Place Born: Chicago, IL

Date died:

Place died:

Rembrandt scholar and Director, Fogg Art Museum, Harvard University, 1975-. Slive was born to  Daniel Slive and Sonia Rapoport (Slive). He attended the University of Chicago for all his degrees, gaining his A.B., in 1943. He served in the Naval Reserve during World War II and in active duty in the Pacific Theater, 1942-1946. In 1946 he married Zoya Gregorevna Sandomirsky.  He wrote his dissertation under Ulrich Middeldorf in 1952.  His initial teaching positions were at Oberlin College, 1950-1951 and Pomona College, Claremont, CA, where he was assistant professor of art and chair of department, 1952-1954. His dissertation appeared as the book, Rembrandt and His Critics, 1630-1730 in 1953.  In 1954 he joined the faculty at Harvard University, advancing to associate professor in 1957 and professor of fine arts in 1961. Slive and his Harvard colleague Jakob Rosenberg and Delft University professor E. H. ter Kuile were commissioned by Nikolaus Pevsner to write the Pelican History of Art volume for Dutch art and architecture, which appeared in 1966. In 1973 Slive was appointed Gleason Professor of Fine Arts.  He chaired the department of Fine Arts 1968-1971. Slive began issuing his catalogue raissoné on Frans Hals in 1970, published under the auspices of the Kress Foundation.  He was Slade Professor at Oxford University, 1972-1973.  In 1975 he was appointed Director of the Fogg Art Museum at Harvard. Among his accomplishments as director were the founding of the Arthur M. Sackler Museum to house Harvard's collections of ancient, Asian, Islamic, and later Indian art. In October 1989, Slive and Christopher Brown, deputy keeper at the National Gallery, London, mounted the first comprehensive exhibition of Frans Hals' work outside the Netherlands, at the National Gallery of Art, Washington, DC. Slive reissued the Pelican History volume on Dutch painting, now exclusively on that medium and under his sole authorship. In 2001 he set out his second catalogue raissoné on a Dutch master, Jacob van Ruisdael. Slive's students included Ann Jensen Adams, Alice Davies, Susan Kuretsky, William Robinson, Frank Robinson, Walter S. Gibson and Arthur Wheelock.
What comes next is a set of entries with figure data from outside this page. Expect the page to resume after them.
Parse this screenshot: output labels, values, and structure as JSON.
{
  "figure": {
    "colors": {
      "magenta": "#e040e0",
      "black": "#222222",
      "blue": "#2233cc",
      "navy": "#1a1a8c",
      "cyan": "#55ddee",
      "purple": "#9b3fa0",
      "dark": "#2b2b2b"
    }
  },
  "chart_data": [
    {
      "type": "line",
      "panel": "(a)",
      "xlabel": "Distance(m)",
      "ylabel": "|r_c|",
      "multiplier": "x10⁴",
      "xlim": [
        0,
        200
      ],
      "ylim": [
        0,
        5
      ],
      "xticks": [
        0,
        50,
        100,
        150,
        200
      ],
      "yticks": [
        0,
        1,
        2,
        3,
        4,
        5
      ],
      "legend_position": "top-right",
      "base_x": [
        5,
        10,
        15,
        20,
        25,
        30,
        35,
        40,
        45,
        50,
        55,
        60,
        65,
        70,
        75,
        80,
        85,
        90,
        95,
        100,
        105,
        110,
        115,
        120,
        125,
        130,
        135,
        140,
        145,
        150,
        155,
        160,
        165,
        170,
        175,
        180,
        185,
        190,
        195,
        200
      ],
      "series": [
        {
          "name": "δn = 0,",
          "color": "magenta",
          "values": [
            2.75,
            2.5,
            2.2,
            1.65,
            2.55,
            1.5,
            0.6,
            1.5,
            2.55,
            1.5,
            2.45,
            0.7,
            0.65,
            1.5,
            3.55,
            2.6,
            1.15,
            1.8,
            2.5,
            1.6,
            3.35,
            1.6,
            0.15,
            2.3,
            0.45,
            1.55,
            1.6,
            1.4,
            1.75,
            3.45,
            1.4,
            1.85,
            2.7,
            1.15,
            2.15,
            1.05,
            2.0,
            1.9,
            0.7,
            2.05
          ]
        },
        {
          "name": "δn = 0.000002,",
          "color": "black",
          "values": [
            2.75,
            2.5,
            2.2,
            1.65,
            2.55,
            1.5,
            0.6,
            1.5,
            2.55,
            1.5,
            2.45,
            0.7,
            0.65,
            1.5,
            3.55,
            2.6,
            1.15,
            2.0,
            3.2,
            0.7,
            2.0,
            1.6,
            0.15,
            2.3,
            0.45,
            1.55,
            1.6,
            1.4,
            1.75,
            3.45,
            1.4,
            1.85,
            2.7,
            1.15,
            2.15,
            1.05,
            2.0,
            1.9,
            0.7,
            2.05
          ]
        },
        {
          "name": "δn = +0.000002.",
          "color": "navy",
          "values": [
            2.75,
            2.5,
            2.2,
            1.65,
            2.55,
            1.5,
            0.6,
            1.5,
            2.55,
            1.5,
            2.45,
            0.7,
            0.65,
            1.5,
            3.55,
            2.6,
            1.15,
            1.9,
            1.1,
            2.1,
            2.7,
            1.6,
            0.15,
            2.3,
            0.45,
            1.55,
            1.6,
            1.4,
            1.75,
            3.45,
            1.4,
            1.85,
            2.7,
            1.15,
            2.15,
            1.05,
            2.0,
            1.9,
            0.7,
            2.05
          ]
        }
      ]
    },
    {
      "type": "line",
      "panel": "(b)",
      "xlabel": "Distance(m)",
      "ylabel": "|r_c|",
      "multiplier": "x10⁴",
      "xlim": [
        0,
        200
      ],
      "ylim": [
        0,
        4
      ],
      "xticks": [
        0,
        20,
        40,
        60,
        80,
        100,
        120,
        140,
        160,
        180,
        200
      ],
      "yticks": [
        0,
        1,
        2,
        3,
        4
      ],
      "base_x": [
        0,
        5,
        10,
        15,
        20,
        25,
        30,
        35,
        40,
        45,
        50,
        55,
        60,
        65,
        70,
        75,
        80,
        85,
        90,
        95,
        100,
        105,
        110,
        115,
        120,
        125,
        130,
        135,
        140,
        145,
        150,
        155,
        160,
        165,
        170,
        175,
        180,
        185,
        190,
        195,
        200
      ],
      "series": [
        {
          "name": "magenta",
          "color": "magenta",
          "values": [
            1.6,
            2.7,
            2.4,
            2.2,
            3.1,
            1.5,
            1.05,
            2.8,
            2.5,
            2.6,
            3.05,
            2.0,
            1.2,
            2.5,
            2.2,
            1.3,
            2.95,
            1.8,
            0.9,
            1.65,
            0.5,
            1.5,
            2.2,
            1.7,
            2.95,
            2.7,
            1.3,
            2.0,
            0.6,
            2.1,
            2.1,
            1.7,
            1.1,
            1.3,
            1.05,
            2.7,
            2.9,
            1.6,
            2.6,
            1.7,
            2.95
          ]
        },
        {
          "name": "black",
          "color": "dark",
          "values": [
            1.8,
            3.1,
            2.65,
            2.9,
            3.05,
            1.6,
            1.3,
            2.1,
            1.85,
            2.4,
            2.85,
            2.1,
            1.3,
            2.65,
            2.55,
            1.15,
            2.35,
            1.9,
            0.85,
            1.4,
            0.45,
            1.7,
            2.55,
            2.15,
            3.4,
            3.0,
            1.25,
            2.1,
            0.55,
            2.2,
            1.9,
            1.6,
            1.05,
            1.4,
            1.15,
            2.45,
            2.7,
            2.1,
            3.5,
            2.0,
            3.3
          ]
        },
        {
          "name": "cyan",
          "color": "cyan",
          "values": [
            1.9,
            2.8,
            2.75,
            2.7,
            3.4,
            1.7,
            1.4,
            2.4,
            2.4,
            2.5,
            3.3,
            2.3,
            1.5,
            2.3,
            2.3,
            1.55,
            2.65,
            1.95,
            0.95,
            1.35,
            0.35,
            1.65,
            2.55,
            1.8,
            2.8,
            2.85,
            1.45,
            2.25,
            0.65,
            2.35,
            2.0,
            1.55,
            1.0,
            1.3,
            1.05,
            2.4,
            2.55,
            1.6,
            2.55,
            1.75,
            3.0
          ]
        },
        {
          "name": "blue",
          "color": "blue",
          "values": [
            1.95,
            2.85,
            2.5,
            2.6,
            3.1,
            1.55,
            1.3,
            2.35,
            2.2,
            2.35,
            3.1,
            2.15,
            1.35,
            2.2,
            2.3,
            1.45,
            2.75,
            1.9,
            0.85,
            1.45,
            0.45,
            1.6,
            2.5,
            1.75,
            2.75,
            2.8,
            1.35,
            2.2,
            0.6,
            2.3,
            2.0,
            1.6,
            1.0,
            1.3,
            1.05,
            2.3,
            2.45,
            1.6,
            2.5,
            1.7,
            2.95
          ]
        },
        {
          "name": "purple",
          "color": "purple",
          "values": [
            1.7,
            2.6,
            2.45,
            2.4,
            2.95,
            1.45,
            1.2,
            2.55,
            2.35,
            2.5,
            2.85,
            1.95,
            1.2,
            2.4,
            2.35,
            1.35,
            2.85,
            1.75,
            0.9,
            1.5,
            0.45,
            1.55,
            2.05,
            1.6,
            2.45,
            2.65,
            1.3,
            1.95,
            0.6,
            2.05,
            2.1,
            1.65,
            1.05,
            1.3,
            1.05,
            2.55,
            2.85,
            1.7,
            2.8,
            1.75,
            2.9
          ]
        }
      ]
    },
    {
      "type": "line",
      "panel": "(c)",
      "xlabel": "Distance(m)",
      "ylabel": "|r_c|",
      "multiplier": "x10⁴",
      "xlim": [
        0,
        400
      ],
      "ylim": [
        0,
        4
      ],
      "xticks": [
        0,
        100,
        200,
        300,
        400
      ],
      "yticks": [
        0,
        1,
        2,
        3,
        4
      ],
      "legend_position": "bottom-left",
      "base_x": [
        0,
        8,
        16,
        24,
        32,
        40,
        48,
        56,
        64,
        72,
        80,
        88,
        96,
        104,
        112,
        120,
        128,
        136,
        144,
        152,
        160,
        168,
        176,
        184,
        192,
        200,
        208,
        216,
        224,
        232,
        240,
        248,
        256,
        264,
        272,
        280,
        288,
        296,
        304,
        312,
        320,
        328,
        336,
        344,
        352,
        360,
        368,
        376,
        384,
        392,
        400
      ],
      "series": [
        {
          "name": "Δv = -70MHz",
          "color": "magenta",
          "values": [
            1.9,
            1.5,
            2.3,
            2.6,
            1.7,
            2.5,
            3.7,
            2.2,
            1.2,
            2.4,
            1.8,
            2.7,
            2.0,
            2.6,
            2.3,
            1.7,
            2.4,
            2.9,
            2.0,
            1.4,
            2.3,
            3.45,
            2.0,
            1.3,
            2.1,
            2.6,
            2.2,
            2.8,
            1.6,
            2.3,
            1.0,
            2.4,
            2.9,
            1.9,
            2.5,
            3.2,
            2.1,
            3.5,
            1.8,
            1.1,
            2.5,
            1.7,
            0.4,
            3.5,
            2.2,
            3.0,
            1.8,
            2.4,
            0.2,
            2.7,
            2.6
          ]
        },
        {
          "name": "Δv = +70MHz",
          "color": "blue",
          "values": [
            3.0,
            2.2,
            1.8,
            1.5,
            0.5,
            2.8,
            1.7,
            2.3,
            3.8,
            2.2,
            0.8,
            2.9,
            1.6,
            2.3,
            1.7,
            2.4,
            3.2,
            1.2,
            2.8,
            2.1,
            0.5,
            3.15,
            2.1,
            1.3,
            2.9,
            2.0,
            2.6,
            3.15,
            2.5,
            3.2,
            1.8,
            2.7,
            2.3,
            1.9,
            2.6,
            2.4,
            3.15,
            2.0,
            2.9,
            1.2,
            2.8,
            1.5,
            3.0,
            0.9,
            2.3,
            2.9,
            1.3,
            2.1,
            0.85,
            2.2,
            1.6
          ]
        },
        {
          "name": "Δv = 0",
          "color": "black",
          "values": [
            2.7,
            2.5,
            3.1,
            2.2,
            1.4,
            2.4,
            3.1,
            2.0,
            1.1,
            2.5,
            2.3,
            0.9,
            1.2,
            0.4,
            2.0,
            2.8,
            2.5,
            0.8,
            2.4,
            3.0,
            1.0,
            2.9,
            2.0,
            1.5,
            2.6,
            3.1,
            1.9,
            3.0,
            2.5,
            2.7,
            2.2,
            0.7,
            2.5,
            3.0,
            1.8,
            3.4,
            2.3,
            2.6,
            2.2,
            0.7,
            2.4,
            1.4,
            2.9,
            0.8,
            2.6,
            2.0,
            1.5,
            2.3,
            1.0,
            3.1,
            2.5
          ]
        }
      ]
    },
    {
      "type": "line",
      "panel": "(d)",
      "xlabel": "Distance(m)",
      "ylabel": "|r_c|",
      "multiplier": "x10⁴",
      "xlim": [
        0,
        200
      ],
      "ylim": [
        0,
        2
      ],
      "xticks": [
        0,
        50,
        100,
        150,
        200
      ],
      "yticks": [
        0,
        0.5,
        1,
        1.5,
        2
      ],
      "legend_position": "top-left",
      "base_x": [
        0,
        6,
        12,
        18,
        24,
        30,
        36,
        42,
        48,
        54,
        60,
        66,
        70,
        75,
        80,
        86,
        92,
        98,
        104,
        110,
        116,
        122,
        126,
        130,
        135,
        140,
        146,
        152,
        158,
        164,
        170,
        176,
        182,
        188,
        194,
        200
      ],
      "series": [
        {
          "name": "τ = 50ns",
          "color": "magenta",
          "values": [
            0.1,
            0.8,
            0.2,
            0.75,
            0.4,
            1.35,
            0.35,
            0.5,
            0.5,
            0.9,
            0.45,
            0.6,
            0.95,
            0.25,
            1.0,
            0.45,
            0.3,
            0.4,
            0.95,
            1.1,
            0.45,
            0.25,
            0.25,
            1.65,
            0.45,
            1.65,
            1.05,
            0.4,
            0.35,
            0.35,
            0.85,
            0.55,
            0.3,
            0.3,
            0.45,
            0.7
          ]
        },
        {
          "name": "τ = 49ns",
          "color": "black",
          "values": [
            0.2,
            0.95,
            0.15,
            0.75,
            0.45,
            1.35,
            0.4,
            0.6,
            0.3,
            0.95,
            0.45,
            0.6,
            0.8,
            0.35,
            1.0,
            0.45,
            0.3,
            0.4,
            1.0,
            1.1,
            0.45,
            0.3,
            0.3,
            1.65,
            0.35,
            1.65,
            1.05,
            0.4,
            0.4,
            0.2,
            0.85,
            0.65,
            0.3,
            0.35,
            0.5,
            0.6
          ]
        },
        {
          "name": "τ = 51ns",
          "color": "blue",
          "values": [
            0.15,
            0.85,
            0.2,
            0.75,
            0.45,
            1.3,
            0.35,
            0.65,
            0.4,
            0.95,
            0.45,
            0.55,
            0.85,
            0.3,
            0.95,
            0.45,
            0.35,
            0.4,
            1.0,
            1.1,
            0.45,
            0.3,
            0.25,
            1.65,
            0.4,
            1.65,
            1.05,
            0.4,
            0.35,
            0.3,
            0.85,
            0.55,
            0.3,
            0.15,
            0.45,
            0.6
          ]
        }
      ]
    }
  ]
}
Although a specialist himself, Slive encouraged broad knowledge among his students, remarking on occasion that "only donkeys have fields." His methodology was strongly that of connoisseurship--as opposed to iconography prevalent in Dutch art-historical scholarship--and he frequently admonished iconographers for over-interpretation of pictorial symbolism. Perhaps for that reason, his Pelican History on Dutch art volume gave scant attention to (and came under criticism for glossing over) the Dutch Mannerists such as Goltzius and Bloemaert (Leidtke). His reissue of the book in 1995 found competition as a university text with the shorter and less connoisseurship-driven works by Madlyn Millner Kahr, Svetlana Alpers, and Mariët Westermann. Slive also retained a strong appreciation for reception theory, noting in his dissertation and book that, ultimate understanding of the formal stylistic elements of an artist's oeuvre is impossible without knowing how it was viewed by his contemporaries. This belief strongly influence Donald Kuspit (quoted from Kuspit's 1971 dissertation). Slive was the first American-trained art historian to specialize in the history of Netherlands Baroque art. LS

Home Country: United States

Sources: Kleinbauer, W. Eugene.  Modern Perspectives in Western Art History:  An Anthology of 20th-Century Writings on the Visual Arts.  New York:  Holt, Rinehart and Winston, 1971, p. 48 mentioned; University of Chicago Alumni Association page, http://chronicle.uchicago.edu/030529/alumni-award.shtml; Liedtke, Walter.  "The Study of Dutch Art in America." Artibus et Historiae 21, no. 41 (2000): 207-220.

Bibliography: [bibliography to 1995:] Shop Talk: Studies in Honor of Seymour Slive: Presented on his Seventy-fifth Birthday. Cambridge, MA: Harvard University Art Museums, 1995, pp.17-21; [dissertation:] Rembrandt and His Critics, 1630-1730.  University of Chicago, 1952, published as same, Hague: M. Nijhoff, 1953; Jacob van Ruisdael: a Complete Catalogue of his Paintings, Drawings, and Etchings.  New Haven: Yale University Press, 2001;  and Rosenberg, Jakob. Dutch Art and Architecture: 1600 to 1800.  Pelican History of Art 7.  Baltimore: Penguin Books, 1966, revised, ed., (solely Slive) Dutch Painting 1600-1800. New Haven, CT: Yale University Press, 1995; Frans Hals. Munich: Prestel, 1989;  Jacob van Ruisdael. New York: Abbeville Press, 1981; Frans Hals. 3 vols. London: Phaidon, 1970-74.